Our initial goals for this resource were to bring into the OHDSI context semantic enrichment of longitudinal clinical study data, as it has been shown to be quite effective in the past [11,12]. Our particular practical application of interest is taking advantage of the resource for electronic phenotyping purposes. As authors of the Automated PHenotype Routine for Observational Definition, Identification, Training and Evaluation (APHRODITE) R package [3], our goals were as follows.
(1) Be able to expand and enrich our feature sets for phenotyping. With one of the main feature spaces of APHRODITE being clinical narratives, these are annotated using the OHDSI vocabulary. Having a linked version of it will allow us to expand any particular feature domain with other linked resources to SNOMEDCT, RxNORM, etc. Fig. 1 shows a sample query were we expand the SNOMED concept for “Type 2 diabetes mellitus” with all its available parents in BioPortal via a federated query.
(2) One of the outputs of APHRODITE, besides a machine learning model for the target phenotype, is a list of relevant features that add interpretability to any model. This list of features covers the most important domains in the OHDSI CDM and vocabulary. We want to be able to produce this list as a linked resource that will allow researchers to enhance their understanding by being able to semantically link them to other resources like the Human Phenotype Ontology [13] among others.
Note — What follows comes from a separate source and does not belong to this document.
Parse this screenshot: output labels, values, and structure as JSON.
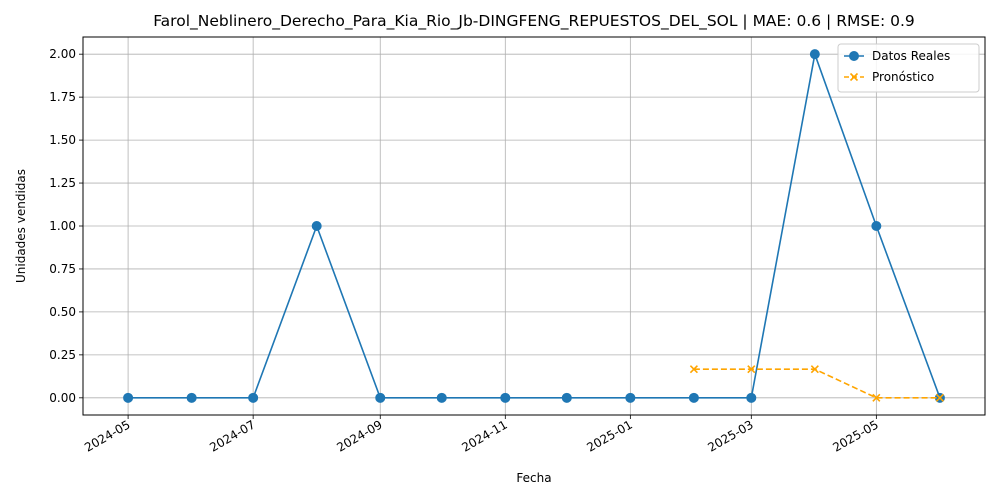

We believe that such interoperability will enable other researchers to generate enhanced evidence by linking outside of the OHDSI CDM and vocabulary with additional resources available, such as phenotype annotations from PubMed abstracts automatically [14], provide extra context for word embeddings models built from clinical narratives [15], which in theory can help the embeddings be more specific by providing additional context [16], and many additional applications. This resource brings us one step closer to enrich EHR, claims, and registry patient data with the world of linked open data.
Notes
Conflicts of Interest
No potential conflict of interest relevant to this article was reported.
Acknowledgements
We would like to acknowledge DBCLS and ROIS for making our participation in BLAH (Biomedical Linked Annotation Hackathon) possible.